Egypt Hopes Summit Will Attract Investors To Its Lively Market

Reforms send output up, inflation and deficit down

More than 1,500 top business executives from around the world have descended on Cairo, and for Egypt, the timing couldn't be better.

The regional economic summit here is a chance for the most populous Arab nation to show off its economic makeover to potential investors.

The country's economy is growing at a 4.5 percent annual clip. Inflation has fallen to 7 percent from 20 percent in 1991. The government budget deficit has been slashed to just 1.3 percent of the nation's economic output, down from nearly 20 percent five years ago. And after stalling for years, the government has sprinted ahead in privatizing its bloated public sector, leading to a boom in the country's once-dormant stock market.

Summit attendees "will be very impressed with what they see in Egypt," says one Western economist. "The last six to eight months have seen significant improvements, and all indications show that the government's reform policies will continue and that business and investment will respond."

Egypt still faces major challenges, however. Unemployment remains as high as 20 percent. The government wants economic growth to reach 7 or 8 percent a year by 2000, so as to employ the 500,000 people entering the country's labor force each year.

With half of Egypt's 61 million people still illiterate, the government also needs to better educate people to help them find jobs, economists say. Per capita income was just $710 in 1994.

And it is unclear how prosperous Egypt can become without greater political stability in the region.

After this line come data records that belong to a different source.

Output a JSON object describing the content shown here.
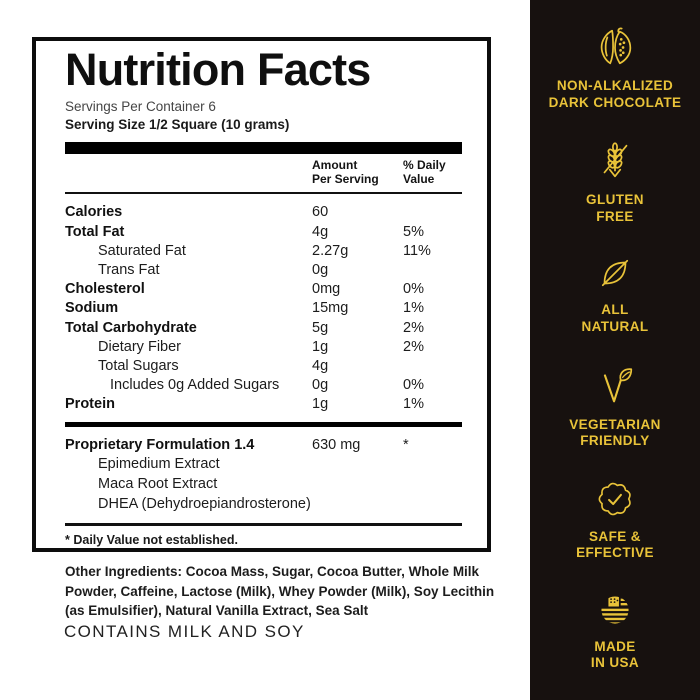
{
  "label": {
    "title": "Nutrition Facts",
    "servings_per_container": "Servings Per Container 6",
    "serving_size": "Serving Size 1/2 Square (10 grams)",
    "columns": {
      "amount_line1": "Amount",
      "amount_line2": "Per Serving",
      "dv_line1": "% Daily",
      "dv_line2": "Value"
    },
    "rows": [
      {
        "name": "Calories",
        "amount": "60",
        "dv": "",
        "bold": true,
        "indent": 0
      },
      {
        "name": "Total Fat",
        "amount": "4g",
        "dv": "5%",
        "bold": true,
        "indent": 0
      },
      {
        "name": "Saturated Fat",
        "amount": "2.27g",
        "dv": "11%",
        "bold": false,
        "indent": 1
      },
      {
        "name": "Trans Fat",
        "amount": "0g",
        "dv": "",
        "bold": false,
        "indent": 1
      },
      {
        "name": "Cholesterol",
        "amount": "0mg",
        "dv": "0%",
        "bold": true,
        "indent": 0
      },
      {
        "name": "Sodium",
        "amount": "15mg",
        "dv": "1%",
        "bold": true,
        "indent": 0
      },
      {
        "name": "Total Carbohydrate",
        "amount": "5g",
        "dv": "2%",
        "bold": true,
        "indent": 0
      },
      {
        "name": "Dietary Fiber",
        "amount": "1g",
        "dv": "2%",
        "bold": false,
        "indent": 1
      },
      {
        "name": "Total Sugars",
        "amount": "4g",
        "dv": "",
        "bold": false,
        "indent": 1
      },
      {
        "name": "Includes 0g Added Sugars",
        "amount": "0g",
        "dv": "0%",
        "bold": false,
        "indent": 2
      },
      {
        "name": "Protein",
        "amount": "1g",
        "dv": "1%",
        "bold": true,
        "indent": 0
      }
    ],
    "proprietary": {
      "name": "Proprietary Formulation 1.4",
      "amount": "630 mg",
      "dv": "*",
      "ingredients": [
        "Epimedium Extract",
        "Maca Root Extract",
        "DHEA (Dehydroepiandrosterone)"
      ]
    },
    "footnote": "* Daily Value not established.",
    "other_ingredients_lines": [
      "Other Ingredients: Cocoa Mass, Sugar, Cocoa Butter, Whole Milk",
      "Powder, Caffeine, Lactose (Milk), Whey Powder (Milk), Soy Lecithin",
      "(as Emulsifier), Natural Vanilla Extract, Sea Salt"
    ],
    "contains_statement": "CONTAINS MILK AND SOY"
  },
  "sidebar": {
    "background_color": "#17110f",
    "accent_color": "#e9c339",
    "features": [
      {
        "icon": "cocoa-pods-icon",
        "lines": [
          "NON-ALKALIZED",
          "DARK CHOCOLATE"
        ]
      },
      {
        "icon": "wheat-crossed-icon",
        "lines": [
          "GLUTEN",
          "FREE"
        ]
      },
      {
        "icon": "leaf-icon",
        "lines": [
          "ALL",
          "NATURAL"
        ]
      },
      {
        "icon": "vegetarian-v-leaf-icon",
        "lines": [
          "VEGETARIAN",
          "FRIENDLY"
        ]
      },
      {
        "icon": "badge-check-icon",
        "lines": [
          "SAFE &",
          "EFFECTIVE"
        ]
      },
      {
        "icon": "usa-flag-icon",
        "lines": [
          "MADE",
          "IN USA"
        ]
      }
    ]
  }
}
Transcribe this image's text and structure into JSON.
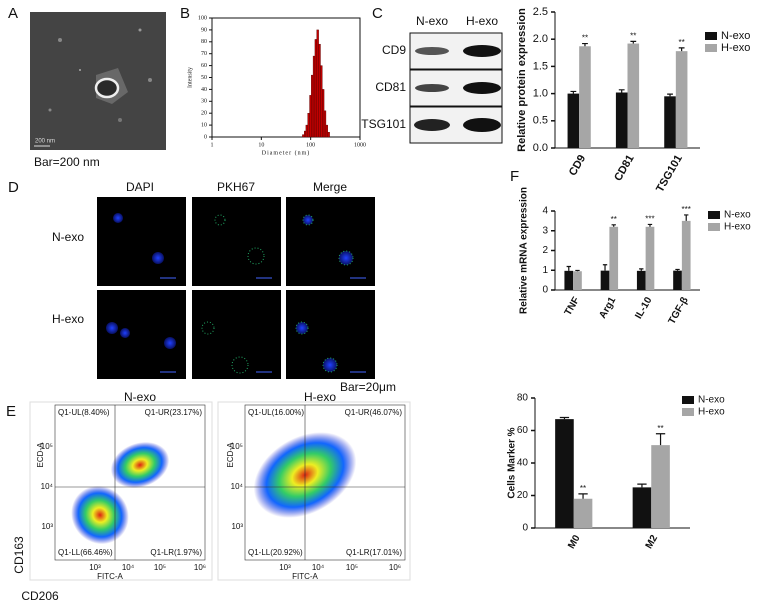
{
  "panels": {
    "letters": [
      "A",
      "B",
      "C",
      "D",
      "E",
      "F"
    ],
    "a_bar": "Bar=200 nm",
    "a_scale": "200 nm",
    "blot": {
      "lanes": [
        "N-exo",
        "H-exo"
      ],
      "rows": [
        "CD9",
        "CD81",
        "TSG101"
      ]
    },
    "d": {
      "columns": [
        "DAPI",
        "PKH67",
        "Merge"
      ],
      "rows": [
        "N-exo",
        "H-exo"
      ],
      "bar": "Bar=20μm"
    },
    "e": {
      "y_marker": "CD163",
      "x_marker": "CD206",
      "flow": [
        {
          "title": "N-exo",
          "quadrants": [
            "Q1-UL(8.40%)",
            "Q1-UR(23.17%)",
            "Q1-LL(66.46%)",
            "Q1-LR(1.97%)"
          ],
          "x_label": "FITC-A",
          "y_label": "ECD-A",
          "x_ticks": [
            "10³",
            "10⁴",
            "10⁵",
            "10⁶"
          ],
          "y_ticks": [
            "10³",
            "10⁴",
            "10⁵"
          ]
        },
        {
          "title": "H-exo",
          "quadrants": [
            "Q1-UL(16.00%)",
            "Q1-UR(46.07%)",
            "Q1-LL(20.92%)",
            "Q1-LR(17.01%)"
          ],
          "x_label": "FITC-A",
          "y_label": "ECD-A",
          "x_ticks": [
            "10³",
            "10⁴",
            "10⁵",
            "10⁶"
          ],
          "y_ticks": [
            "10³",
            "10⁴",
            "10⁵"
          ]
        }
      ]
    }
  },
  "chart_data": [
    {
      "type": "histogram",
      "x_label": "Diameter (nm)",
      "y_label": "Intensity",
      "log_x": true,
      "bins": [
        68,
        74,
        80,
        87,
        95,
        103,
        112,
        122,
        133,
        145,
        158,
        172,
        187,
        204,
        222,
        242
      ],
      "values": [
        2,
        5,
        10,
        20,
        35,
        52,
        68,
        82,
        90,
        78,
        60,
        40,
        22,
        10,
        4
      ],
      "color": "#c00000",
      "xlim": [
        1,
        1000
      ],
      "xticks": [
        1,
        10,
        100,
        1000
      ],
      "ylim": [
        0,
        100
      ],
      "yticks": [
        0,
        10,
        20,
        30,
        40,
        50,
        60,
        70,
        80,
        90,
        100
      ]
    },
    {
      "type": "bar",
      "y_label": "Relative protein expression",
      "categories": [
        "CD9",
        "CD81",
        "TSG101"
      ],
      "series": [
        {
          "name": "N-exo",
          "color": "#111111",
          "values": [
            1.0,
            1.02,
            0.95
          ],
          "errors": [
            0.04,
            0.05,
            0.04
          ]
        },
        {
          "name": "H-exo",
          "color": "#a6a6a6",
          "values": [
            1.87,
            1.92,
            1.78
          ],
          "errors": [
            0.05,
            0.04,
            0.06
          ],
          "annotations": [
            "**",
            "**",
            "**"
          ]
        }
      ],
      "ylim": [
        0,
        2.5
      ],
      "yticks": [
        {
          "value": 0,
          "label": "0.0"
        },
        0.5,
        {
          "value": 1,
          "label": "1.0"
        },
        1.5,
        {
          "value": 2,
          "label": "2.0"
        },
        2.5
      ],
      "legend": "right"
    },
    {
      "type": "bar",
      "y_label": "Relative mRNA expression",
      "categories": [
        "TNF",
        "Arg1",
        "IL-10",
        "TGF-β"
      ],
      "series": [
        {
          "name": "N-exo",
          "color": "#111111",
          "values": [
            0.97,
            0.98,
            0.97,
            0.98
          ],
          "errors": [
            0.22,
            0.3,
            0.1,
            0.06
          ]
        },
        {
          "name": "H-exo",
          "color": "#a6a6a6",
          "values": [
            0.95,
            3.2,
            3.2,
            3.5
          ],
          "errors": [
            0.04,
            0.1,
            0.12,
            0.3
          ],
          "annotations": [
            null,
            "**",
            "***",
            "***"
          ]
        }
      ],
      "ylim": [
        0,
        4
      ],
      "yticks": [
        0,
        1,
        2,
        3,
        4
      ],
      "legend": "right"
    },
    {
      "type": "bar",
      "y_label": "Cells Marker %",
      "categories": [
        "M0",
        "M2"
      ],
      "series": [
        {
          "name": "N-exo",
          "color": "#111111",
          "values": [
            67,
            25
          ],
          "errors": [
            1,
            2
          ]
        },
        {
          "name": "H-exo",
          "color": "#a6a6a6",
          "values": [
            18,
            51
          ],
          "errors": [
            3,
            7
          ],
          "annotations": [
            "**",
            "**"
          ]
        }
      ],
      "ylim": [
        0,
        80
      ],
      "yticks": [
        0,
        20,
        40,
        60,
        80
      ],
      "legend": "right"
    }
  ]
}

The Nov. 12-14 meeting is the third Middle East/North Africa economic summit since Israel signed a peace treaty with the Palestine Liberation Organization three years ago. Though the summit is intended to promote economic cooperation between Middle Eastern countries, questions abound over whether this year's conference will achieve its goal. Relations between Israel and its Arab neighbors have deteriorated since the conservative government of Benjamin Netanyahu took office in Jerusalem last spring.

A stalled peace process could keep some businesspeople from investing in Egypt and the region. "The barriers to growth in the Middle East are barriers - the actual border lines that are covered with chicken wires and weapons," says Paul Sullivan, an economist at American University in Cairo. "Get rid of the barriers and you will most likely find development in this part of the world."

For now, the Egyptian government may be hoping that its impressive economic reforms alone will lure foreign investors.

Leading the changes is Prime Minister Kamal Al-Ganzouri, who sped up reforms after he took office in January. Since then, besides privatizing its public sector at an impressive rate of one company a week, the Egyptian government has abolished capital-gains taxes, lifted controls on the cotton industry, and cut tariffs on a wide range of goods.

The International Monetary Fund, after years of delay, finally signed an agreement with Egypt last month that led the Paris Club of creditor nations to write off $4 billion of Egyptian debt.

"The new prime minister sees very clearly that the success of his administration is going to be judged by its economic reform," says Khalid Ikram, resident representative for the World Bank in Cairo.

Still, the Egyptian government has some major obstacles to overcome to gain investor confidence. Excessive red tape hinders entrepreneurial start-ups in Egypt, economists say. The legal system is so slow that it takes an average of seven years to settle a commercial dispute. And analysts say corruption, with government officials seeking under-the-table payment for their services, remains a hindrance.

No one expects the economic summit to bring a sudden rush of investment. Yet officials hope it will help the country gain the attention of foreign businesspeople so in the months ahead they'll return to invest.

"This conference will bridge the gap between the perceptions and the realities of Egypt's economy," predicts Youssef Boutros Ghali, minister of state for economic affairs. "We have very impressive realities, but too often the perceptions haven't kept up with them."